Die Karten tanzten vor ihren Augen. Sie aß und sie trank nicht und spürte, wie ihr schwindlig wurde. Ab und zu musste sie sich regelrecht am Computer festhalten, ihren Blick durchs Zimmer schweifen lassen und tief durchatmen,
bis sie sicher sein konnte, nicht ohnmächtig zu werden.
Johannes konnte es nicht leiden, wenn sie spielte. Für ihn war das die beste und schnellste Möglichkeit zu verblöden, aber Johannes war nicht da.
Draußen wurde es dunkel. Bis auf das allmählich weniger werdende Zirpen der Grillen war es absolut still. Magda tanzte mit der Maus über den Kartenbildschirm und ließ sich nicht einmal durch Musik ablenken.

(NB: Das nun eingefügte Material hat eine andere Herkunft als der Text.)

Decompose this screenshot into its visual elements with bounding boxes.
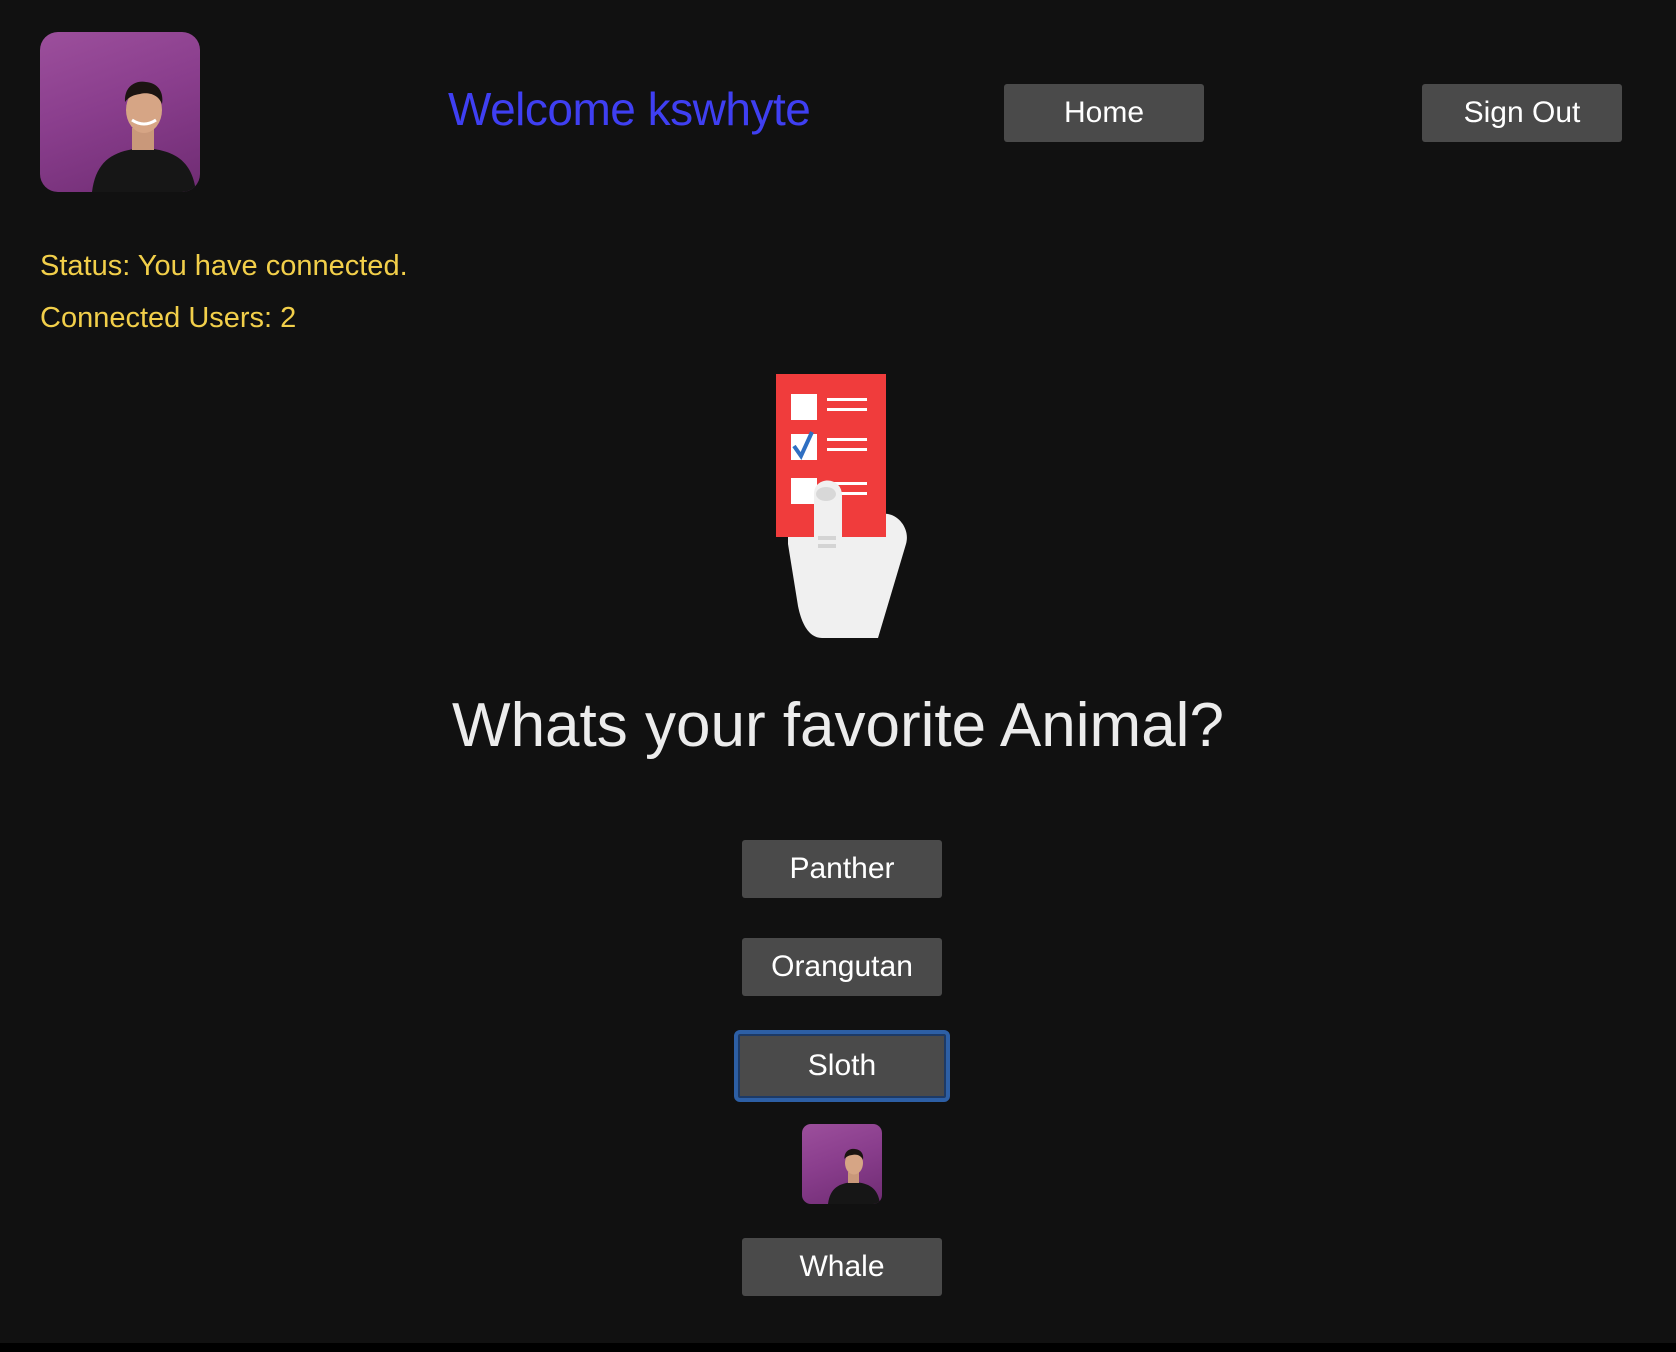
connected-users-label: Connected Users: xyxy=(40,302,281,334)
poll-question: Whats your favorite Animal? xyxy=(452,691,1224,760)
option-panther-button[interactable]: Panther xyxy=(742,840,942,898)
welcome-heading: Welcome kswhyte xyxy=(448,83,811,135)
connection-status: Status: You have connected. xyxy=(40,250,408,282)
person-photo-icon xyxy=(828,1148,880,1204)
option-sloth-button[interactable]: Sloth xyxy=(734,1030,950,1102)
user-avatar xyxy=(40,32,200,192)
page-background: Welcome kswhyte Home Sign Out Status: Yo… xyxy=(0,0,1676,1343)
option-orangutan-button[interactable]: Orangutan xyxy=(742,938,942,996)
connected-users-count: 2 xyxy=(280,302,297,334)
connected-users: Connected Users: 2 xyxy=(40,302,296,335)
person-photo-icon xyxy=(92,81,196,192)
sign-out-button[interactable]: Sign Out xyxy=(1422,84,1622,142)
ballot-hand-icon xyxy=(770,374,920,638)
home-button[interactable]: Home xyxy=(1004,84,1204,142)
option-whale-button[interactable]: Whale xyxy=(742,1238,942,1296)
voter-avatar xyxy=(802,1124,882,1204)
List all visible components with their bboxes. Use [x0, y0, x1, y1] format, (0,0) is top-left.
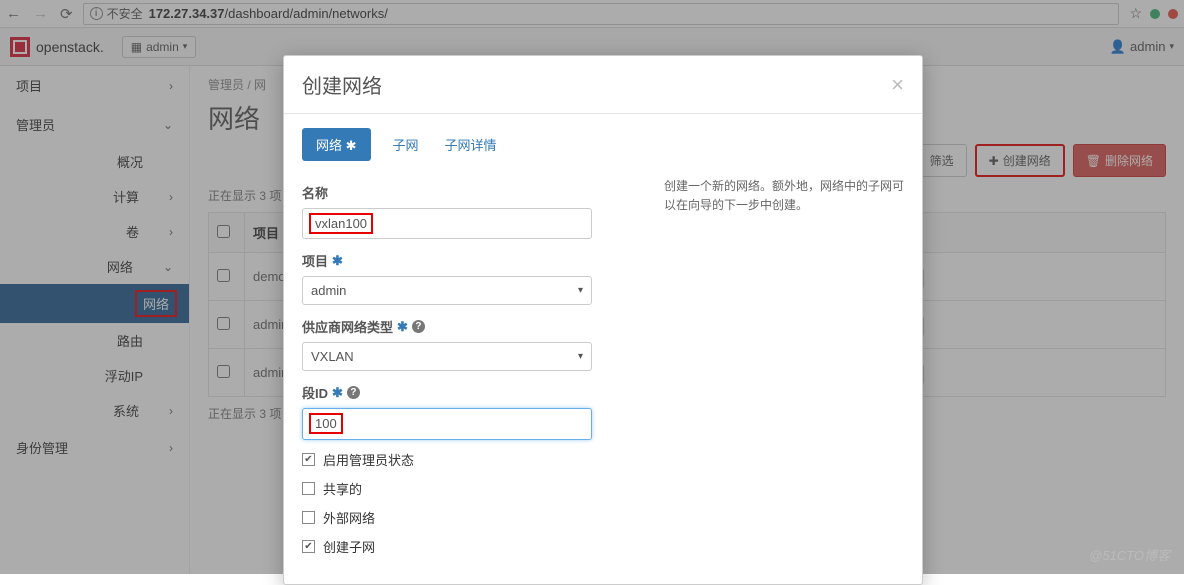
tab-network[interactable]: 网络 ✱	[302, 128, 371, 161]
name-input[interactable]: vxlan100	[302, 208, 592, 239]
check-enable-admin-state[interactable]: ✔启用管理员状态	[302, 450, 634, 469]
help-icon[interactable]: ?	[347, 386, 360, 399]
check-shared[interactable]: 共享的	[302, 479, 634, 498]
tab-subnet[interactable]: 子网	[389, 128, 423, 161]
watermark: @51CTO博客	[1089, 545, 1170, 564]
close-icon[interactable]: ×	[891, 72, 904, 98]
segment-id-input[interactable]: 100	[302, 408, 592, 440]
project-select[interactable]: admin▾	[302, 276, 592, 305]
label-name: 名称	[302, 183, 634, 202]
modal-title: 创建网络	[302, 70, 891, 99]
provider-type-select[interactable]: VXLAN▾	[302, 342, 592, 371]
caret-down-icon: ▾	[578, 285, 583, 296]
label-segment-id: 段ID	[302, 383, 328, 402]
tab-subnet-detail[interactable]: 子网详情	[441, 128, 501, 161]
check-create-subnet[interactable]: ✔创建子网	[302, 537, 634, 556]
label-provider-type: 供应商网络类型	[302, 317, 393, 336]
modal-help-text: 创建一个新的网络。额外地，网络中的子网可以在向导的下一步中创建。	[664, 171, 904, 566]
create-network-modal: 创建网络 × 网络 ✱ 子网 子网详情 名称 vxlan100 项目✱ admi…	[283, 55, 923, 585]
label-project: 项目	[302, 251, 328, 270]
caret-down-icon: ▾	[578, 351, 583, 362]
check-external[interactable]: 外部网络	[302, 508, 634, 527]
help-icon[interactable]: ?	[412, 320, 425, 333]
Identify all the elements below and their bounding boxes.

Um Viertel nach zehn klingelte das Telefon. Magda zuckte zusammen. Als sie aufstand, drehte sich alles, und sie musste sich an der Wand abstützen, um nicht umzufallen.
»Ja?«, hauchte sie ins Telefon, und ihre Stimme hörte sich an, als habe sie tief geschlafen.
»Hallo, Magda!«, sagte Hildegard, ihre Schwiegermutter, betont fröhlich. »Wie geht’s? Habt ihr euch gut eingelebt in Italien?«
»Ja, klar, aber viel Zeit hatten wir ja noch nicht.«
»Und? In Haus und Garten alles in Ordnung?«
»Alles bestens.«
»Na, Gott sei Dank. Ich hab immer Angst, dass jemand einbricht, wenn ihr nicht da seid. Ich könnte das ja gar nicht, ein Haus immer so lange allein lassen …«
Magda stöhnte innerlich auf, weil Hildegard das schon x-mal gesagt hatte. Eigentlich jedes Mal, wenn sie nach Italien kamen. Daher meinte sie müde: »Bisher hatten wir offensichtlich Glück.«
»Sag mal, Magda«, begann Hildegard mit einem anderen Thema, »wir haben großen Ärger mit unserer Kfz-Werkstatt. Richard möchte sich eine neue suchen. Weißt du, wohin Johannes das letzte Mal seinen Wagen zur Inspektion gebracht hat? Da war er doch so zufrieden …«
»Keine Ahnung. Ich weiß es nicht. Irgendwo in Moabit.«
»Gib ihn mir doch mal bitte.«
»Tut mir leid, aber er ist nicht da.«
»Ach?« Hildegard wunderte sich. Wo konnte Johannes sein, wenn er um diese Zeit nicht zu Hause war? Es war kurz vor halb elf.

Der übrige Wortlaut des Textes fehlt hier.